Because, as Stephanie reports, it just ran out of fuel. How does that happen?
Happened to me on the 50 once -- luckily only a few blocks from Forest Hills.
And notice the wide space between the bus and the curb at the bus stop. Had the driver pulled up to the stop like they're supposed to, a lane of traffic wouldn't be blocked by the bus. This is all sounding familiar...
To be specific, the driver has stopped just to the left of their clearly marked bus stop space. I commute daily on the 66, and this is a constant problem, in many cases (like this one) without even the excuse that they are blocked in some way from pulling up to the curb.

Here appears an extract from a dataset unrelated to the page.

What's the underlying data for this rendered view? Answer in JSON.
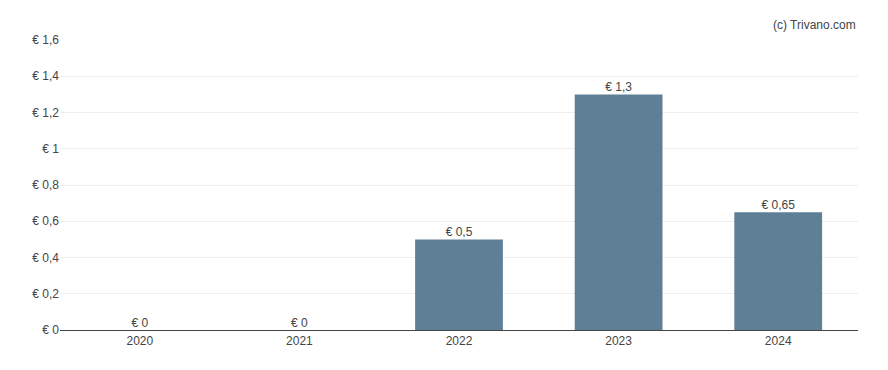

BTW, I have many times seen bicyclists pass buses that are stopped this far from the curb on the right, even as the buses are discharging passengers - a confluence of two evil and illegal behaviors. (Yes, yes, I know - it's LEEEGALLL for bicyclists to pass traffic on the right, apparently even when it's dangerous in every way to do so. This past Monday morning I watched a cyclist squeeze between my bus, stopped at a light, and the parked lane of cars, through a space so narrow he couldn't actually pedal the bike - he was touching both the bus and the car as he eked his way through. But is it legal for ANY vehicle of ANY kind to pass a streetcar or bus on the right while it's discharging and taking on passengers? I don't think so...)
It's easy to run out of gas when it's the 66, it spends more time idling in traffic then it does actually moving.
I know that the RTS buses do not have fuel gauges, and it is quite likely that the NABIs don't either.